I.R.S. Request for More Terrorism Investigators Is Denied
The Bush administration has scuttled a plan to increase by 50 percent the number of criminal financial investigators working to disrupt the finances of Al Qaeda, Hamas and other terrorist organizations to save $12 million, a Congressional hearing was told on Tuesday.
The Internal Revenue Service had asked for 80 more criminal investigators beginning in October to join the 160 it has already assigned to penetrate the shadowy networks that terrorist groups use to finance plots like the Sept. 11 attacks and the recent train bombings in Madrid. But the Bush administration did not include them in the president’s proposed budget for the 2005 fiscal year.
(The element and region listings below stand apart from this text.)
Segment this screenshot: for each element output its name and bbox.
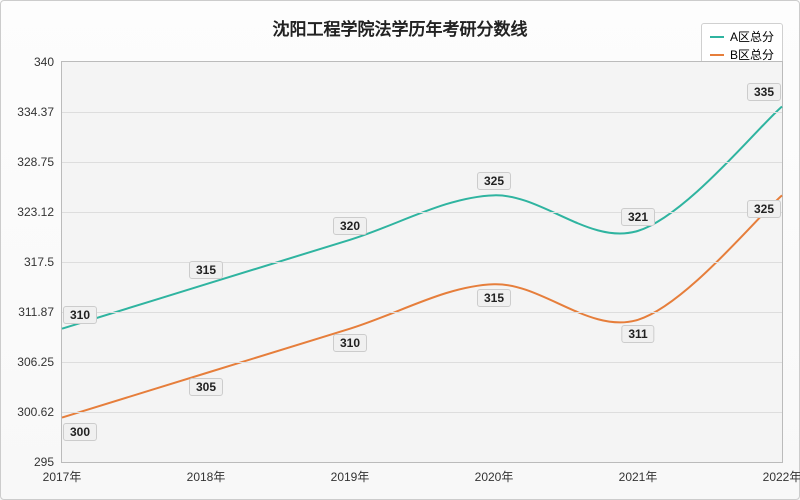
data-label: 310 [333, 334, 367, 352]
x-axis-label: 2018年 [187, 462, 226, 485]
x-axis-label: 2019年 [331, 462, 370, 485]
y-axis-label: 340 [34, 55, 62, 69]
y-axis-label: 300.62 [17, 405, 62, 419]
chart-container: 沈阳工程学院法学历年考研分数线 A区总分 B区总分 295300.62306.2… [0, 0, 800, 500]
gridline [62, 112, 782, 113]
plot-area: 295300.62306.25311.87317.5323.12328.7533… [61, 61, 783, 463]
y-axis-label: 306.25 [17, 355, 62, 369]
gridline [62, 412, 782, 413]
data-label: 325 [747, 200, 781, 218]
y-axis-label: 323.12 [17, 205, 62, 219]
legend-label: A区总分 [730, 28, 774, 46]
data-label: 315 [477, 289, 511, 307]
gridline [62, 212, 782, 213]
legend-item: A区总分 [710, 28, 774, 46]
x-axis-label: 2017年 [43, 462, 82, 485]
y-axis-label: 311.87 [18, 305, 62, 319]
y-axis-label: 334.37 [17, 105, 62, 119]
data-label: 305 [189, 378, 223, 396]
legend-swatch-icon [710, 36, 724, 38]
x-axis-label: 2021年 [619, 462, 658, 485]
data-label: 315 [189, 261, 223, 279]
y-axis-label: 317.5 [24, 255, 62, 269]
x-axis-label: 2022年 [763, 462, 800, 485]
data-label: 300 [63, 423, 97, 441]
data-label: 310 [63, 306, 97, 324]
gridline [62, 262, 782, 263]
data-label: 321 [621, 208, 655, 226]
data-label: 325 [477, 172, 511, 190]
series-line [62, 195, 782, 417]
gridline [62, 362, 782, 363]
y-axis-label: 328.75 [17, 155, 62, 169]
gridline [62, 312, 782, 313]
gridline [62, 162, 782, 163]
data-label: 311 [621, 325, 654, 343]
series-line [62, 106, 782, 328]
data-label: 320 [333, 217, 367, 235]
data-label: 335 [747, 83, 781, 101]
chart-title: 沈阳工程学院法学历年考研分数线 [1, 15, 799, 40]
x-axis-label: 2020年 [475, 462, 514, 485]
legend-swatch-icon [710, 54, 724, 56]
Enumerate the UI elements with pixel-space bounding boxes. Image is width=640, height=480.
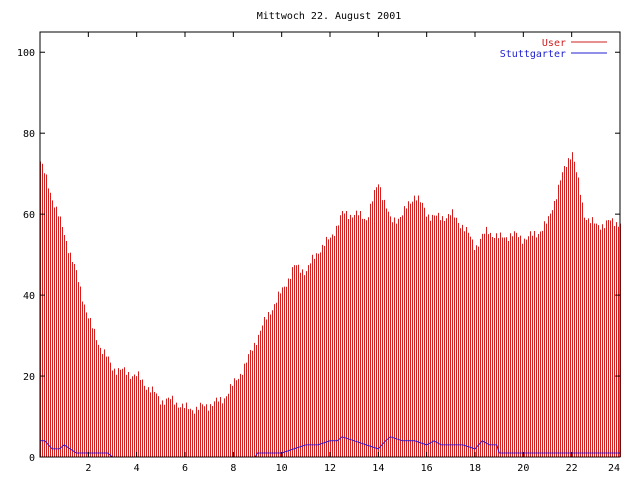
x-tick-label: 22 (566, 463, 578, 474)
x-tick-label: 10 (276, 463, 288, 474)
y-tick-label: 20 (23, 372, 35, 383)
stuttgarter-line (40, 436, 620, 458)
legend-label-user: User (542, 38, 566, 49)
x-tick-label: 16 (421, 463, 433, 474)
x-tick-label: 12 (324, 463, 336, 474)
y-tick-label: 100 (17, 48, 35, 59)
y-tick-label: 0 (29, 453, 35, 464)
user-series (40, 152, 621, 458)
legend-label-stuttgarter: Stuttgarter (500, 49, 566, 60)
y-tick-label: 60 (23, 210, 35, 221)
y-tick-label: 80 (23, 129, 35, 140)
stuttgarter-series (40, 436, 620, 458)
x-tick-label: 2 (85, 463, 91, 474)
x-tick-label: 14 (372, 463, 384, 474)
x-tick-label: 6 (182, 463, 188, 474)
x-tick-label: 18 (469, 463, 481, 474)
chart-title: Mittwoch 22. August 2001 (257, 11, 402, 22)
x-tick-label: 24 (608, 463, 620, 474)
x-tick-label: 8 (230, 463, 236, 474)
x-tick-label: 20 (517, 463, 529, 474)
x-tick-label: 4 (134, 463, 140, 474)
y-tick-label: 40 (23, 291, 35, 302)
legend: User Stuttgarter (500, 38, 607, 60)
The disclosure, to a House Ways and Means subcommittee, came near the end of a routine hearing into the I.R.S. budget after most of the audience, including reporters, had left the hearing room.
It comes as the White House is fighting to maintain its image as a vigorous and uncompromising foe of global terrorism in the face of questions about its commitment and competence raised by the administration’s former terrorism czar, Richard A. Clarke, and its first Treasury secretary, Paul H. O’Neill.
Representative Earl Pomeroy, a North Dakota Democrat whose question to a witness about one line on the last page of a routine report to Congress prompted the disclosure, said he was dumbfounded at the budget decision.
“The zeroing out of resources here made my jaw drop open,” Mr. Pomeroy said. “It just leaps out at you.”
“There are some very tough questions that have to be answered about why the decision was made to eliminate these positions because going after the financial underpinnings of terrorist activity is crucial to rooting terrorism out and defeating it,” Mr. Pomeroy said.
The White House would not comment directly on the reasons for striking the 80 positions the I.R.S. sought. Claire Buchan, the White House deputy spokeswoman, said that a proposed 16 percent increase in Treasury Department financing to fight both terrorism and financial crimes was enough. The I.R.S. is part of the Treasury Department.
“The president’s budget provides a very robust 16 percent increase that demonstrates his robust commitment” to disrupting terrorist financing, she said.
The proposal would increase such financing to $54.3 million in the 2005 fiscal year from $46.8 million in the current year.
Juan C. Zarate, the deputy assistant Treasury secretary for terrorist financing, said that “the I.R.S. certainly had a clear vision of how they wanted to allocate the funds, but there is a clear balance that needs to happen in the I.R.S., where they have to balance terrorist-financing investigations with other responsibilities, like drug trafficking and, perhaps most important, enforcement of the tax laws.”
“And,” he continued, “the administration has to keep its hand on the pulse of that balance.”
He said not having 80 more financial experts dedicated full time to pursuing terrorists’ funds and disrupting their networks did not mean that no additional I.R.S. agents would be assigned, just that those needed would be drawn from other assignments as needed to pursue terrorist-financing issues.
Normally the budget requests of agency heads like Mark W. Everson, the I.R.S. commissioner, are secret. His request is known only because Congress, since 1998, has required the I.R.S. to submit its budget proposals first to the I.R.S. Oversight Board, a bipartisan volunteer panel of seven financial, management and technology experts that Congress created to monitor the tax agency.
The board appeared before the House I.R.S. oversight subcommittee on Tuesday to make its case for an increase in the I.R.S. budget that is twice the 4.6 percent proposed by the Bush administration. The board said the Bush administration’s plan would result in further deterioration in tax enforcement and warned of a growing tide of tax cheating and attitudes that encourage cheating, especially among young adults.
Representative Amo Houghton, the New York Republican who is chairman of the subcommittee, gave 50 minutes to remarks and questions for Mr. Everson, who is widely thought to be under consideration for a senior post in the Department of Homeland Security.
When the time came for the Oversight Board’s presentation, Mr. Houghton said he would allot three minutes.
Mr. Houghton then turned his back to talk to two aides and looked down to read papers for about half of the four-minute presentation by Nancy Killefer, the international management consultant who is chairwoman of the Oversight Board.
The board’s disclosing that the Bush administration had rejected the request for added investigators drew a rebuke from a Republican lawmaker who was instrumental in creating the Oversight Board.
“I do think it’s a little dangerous” for the Oversight Board to be involved in such matters, said Representative Rob Portman, Republican of Ohio.
“We did not select you for your expertise on terrorism,” he added. “I am frankly disappointed the board made this recommendation.”
Mrs. Killefer, a senior executive with the McKinsey consulting firm, then explained that the proposal came from the I.R.S. and that the Oversight Board was saying only that it agreed with the agency and supported its proposal.
Mr. Pomeroy, the lone Democrat to appear at the hearing, said he wanted to know more about the proposal and the reasons it was rejected. “Do we have sufficient resources on this important task?” he asked after the hearing.
“Of course not. If we did we would have heard a lot more about successes in bringing down the global financial underpinnings of terrorism.”